November 30, 2008 – 1:42 am

The biggest item in my mind on the economic front this week was not the billions of dollars allocated to Citicorp or the new asset purchase program with billions more of our money, but rather the existing and new home sales report for October. The existing home sales report on a nationwide basis showed a slow down in sales and prices but also a reduction in inventory. In California and Florida sales rose as prices have come down to a level that is starting to attract buyers. Many of those sales are for homes that are in foreclosure. The new home sales report was also weak with sales and prices falling. However, inventory fell as well from a high of 11.4 months to 10.4 months. So for both new and used homes inventory is finally beginning to fall. That needs to continue for a bottom in the stock market to be formed. Also, interest rates are poised to fall having stayed in the 6% range for a 30 year fixed for some time. I think rates will fall to 5.5% or lower in the not too distant future and that will spark a rash of refinancing and new home buying.
I think lower interest rates are a sure thing simply because the government announced another program to buy troubled mortgages and other loans directly from the banks. This should push the banks to increase credit availability and that should lower rates. With the Fed Fund rate at 1.0% and likely to be lowered, downward pressure on mortgage rates will continue.
On Wednesday, the day before turkey day, there was a rash of economic stats released and all of it bad. The market’s reaction was very mild, telling us that bad news is built in to stock prices. It’s not what is expected that is the problem it is the unexpected and we have had a number of unexpected bad news in recent months.
The market is struggling to hold the lows. That number appears to be around 8,000 on the DOW. It dropped to a close of 7,550 for one day and then bounced back above 8,000 this week. Many experts are calling a bottom. That may be true but I think it is too soon to make that call at this time. At some point we are going to have a huge bear market rally and it is going to be difficult to call that point. Bargains are everywhere and buying stocks at this point appears to make a lot of sense, but every rally recently has been followed by an immediate sell off. This action is usually associated with a bottom for the market. Bottoms are not pretty; in fact they are messy and can be protracted. We seem to be in that category at this time.

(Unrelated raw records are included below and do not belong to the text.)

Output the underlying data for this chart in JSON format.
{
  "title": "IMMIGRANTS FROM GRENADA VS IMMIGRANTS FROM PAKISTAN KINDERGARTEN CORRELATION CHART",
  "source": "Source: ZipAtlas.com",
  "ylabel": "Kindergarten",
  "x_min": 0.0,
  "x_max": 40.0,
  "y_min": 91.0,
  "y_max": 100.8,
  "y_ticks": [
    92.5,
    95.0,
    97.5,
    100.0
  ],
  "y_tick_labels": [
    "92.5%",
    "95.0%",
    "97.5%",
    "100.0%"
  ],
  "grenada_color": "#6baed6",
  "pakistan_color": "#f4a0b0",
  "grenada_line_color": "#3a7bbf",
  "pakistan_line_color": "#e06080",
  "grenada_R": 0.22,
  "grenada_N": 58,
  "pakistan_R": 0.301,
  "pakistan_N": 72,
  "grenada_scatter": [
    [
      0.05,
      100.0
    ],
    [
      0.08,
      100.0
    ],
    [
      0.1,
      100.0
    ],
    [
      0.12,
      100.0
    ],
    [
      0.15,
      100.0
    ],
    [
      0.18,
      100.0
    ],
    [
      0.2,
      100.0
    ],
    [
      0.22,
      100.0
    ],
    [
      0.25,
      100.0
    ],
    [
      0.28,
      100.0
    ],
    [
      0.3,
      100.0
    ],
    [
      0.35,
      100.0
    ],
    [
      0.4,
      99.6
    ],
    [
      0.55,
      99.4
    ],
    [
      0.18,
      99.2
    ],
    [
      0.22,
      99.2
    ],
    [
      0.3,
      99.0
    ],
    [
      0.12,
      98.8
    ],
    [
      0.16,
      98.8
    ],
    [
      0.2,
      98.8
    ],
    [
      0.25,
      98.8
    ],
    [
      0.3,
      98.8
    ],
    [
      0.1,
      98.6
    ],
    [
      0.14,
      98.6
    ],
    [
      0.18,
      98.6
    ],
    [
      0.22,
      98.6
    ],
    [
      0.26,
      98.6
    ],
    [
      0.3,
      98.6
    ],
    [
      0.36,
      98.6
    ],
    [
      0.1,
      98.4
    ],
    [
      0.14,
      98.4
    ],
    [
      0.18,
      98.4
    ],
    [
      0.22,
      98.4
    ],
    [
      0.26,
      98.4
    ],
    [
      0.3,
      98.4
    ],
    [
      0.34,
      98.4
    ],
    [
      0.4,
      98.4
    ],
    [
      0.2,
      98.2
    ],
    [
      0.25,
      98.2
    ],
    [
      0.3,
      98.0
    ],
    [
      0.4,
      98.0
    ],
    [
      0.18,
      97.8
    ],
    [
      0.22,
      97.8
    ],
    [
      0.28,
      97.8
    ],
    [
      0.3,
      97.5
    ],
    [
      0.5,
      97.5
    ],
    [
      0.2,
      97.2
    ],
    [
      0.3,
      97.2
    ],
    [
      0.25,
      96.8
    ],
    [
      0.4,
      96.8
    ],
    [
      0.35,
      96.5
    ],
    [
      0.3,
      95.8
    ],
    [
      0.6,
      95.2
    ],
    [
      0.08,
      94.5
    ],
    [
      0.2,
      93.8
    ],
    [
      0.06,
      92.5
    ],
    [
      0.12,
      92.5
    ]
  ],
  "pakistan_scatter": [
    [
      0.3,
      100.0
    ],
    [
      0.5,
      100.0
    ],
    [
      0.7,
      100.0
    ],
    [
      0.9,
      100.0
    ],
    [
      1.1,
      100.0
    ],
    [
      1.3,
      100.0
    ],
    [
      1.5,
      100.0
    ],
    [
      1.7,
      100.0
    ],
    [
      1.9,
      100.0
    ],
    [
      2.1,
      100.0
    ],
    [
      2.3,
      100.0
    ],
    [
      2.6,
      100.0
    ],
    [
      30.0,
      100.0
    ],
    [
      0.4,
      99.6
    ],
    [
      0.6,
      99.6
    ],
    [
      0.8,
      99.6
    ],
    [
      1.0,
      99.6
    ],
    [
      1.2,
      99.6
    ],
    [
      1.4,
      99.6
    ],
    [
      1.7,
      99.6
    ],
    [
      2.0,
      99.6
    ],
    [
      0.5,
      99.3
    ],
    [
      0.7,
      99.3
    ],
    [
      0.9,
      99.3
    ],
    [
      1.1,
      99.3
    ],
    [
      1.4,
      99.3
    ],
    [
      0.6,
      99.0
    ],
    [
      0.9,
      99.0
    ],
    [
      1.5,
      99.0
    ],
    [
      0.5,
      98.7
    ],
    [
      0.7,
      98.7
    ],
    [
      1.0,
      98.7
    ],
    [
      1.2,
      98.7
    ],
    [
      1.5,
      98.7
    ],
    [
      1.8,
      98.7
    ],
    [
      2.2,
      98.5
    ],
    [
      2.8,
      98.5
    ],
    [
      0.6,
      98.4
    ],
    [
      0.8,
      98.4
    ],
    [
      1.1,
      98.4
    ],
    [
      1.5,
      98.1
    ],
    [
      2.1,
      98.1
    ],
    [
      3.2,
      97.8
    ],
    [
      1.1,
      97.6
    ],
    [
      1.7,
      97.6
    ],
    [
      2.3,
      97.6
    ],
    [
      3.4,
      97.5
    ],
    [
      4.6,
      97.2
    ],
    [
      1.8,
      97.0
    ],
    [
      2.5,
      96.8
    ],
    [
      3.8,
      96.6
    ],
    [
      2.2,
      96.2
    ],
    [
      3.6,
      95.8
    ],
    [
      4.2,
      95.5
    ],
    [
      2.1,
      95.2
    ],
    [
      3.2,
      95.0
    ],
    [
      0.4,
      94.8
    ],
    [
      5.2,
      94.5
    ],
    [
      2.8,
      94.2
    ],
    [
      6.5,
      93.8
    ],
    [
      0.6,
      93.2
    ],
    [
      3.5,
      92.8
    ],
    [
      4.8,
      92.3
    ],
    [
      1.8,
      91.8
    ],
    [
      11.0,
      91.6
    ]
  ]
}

Should you be buying? Yes, but very slowly and carefully. It doesn’t hurt to have a lot of cash out of the market and a short or two, but be very quick to pull out of the shorts. I believe the market is putting in a bottom, but is it ‘the’ bottom? No one really knows. That is why housing is the key. If inventory continues to shrink, home prices will stabilize. If that happens banks will decrease their worry about a shrinking balance sheet. That will put more downward pressure on mortgage interest rates and refinancing will pick up resulting in lower monthly payments for consumers. Of course that puts money in their pocket. It might take a little time but when these things happen consumers will gain some confidence. Housing is the key and it starts with shrinking inventory and lower mortgage payments, both which seem to be happening. That is good for the stock market.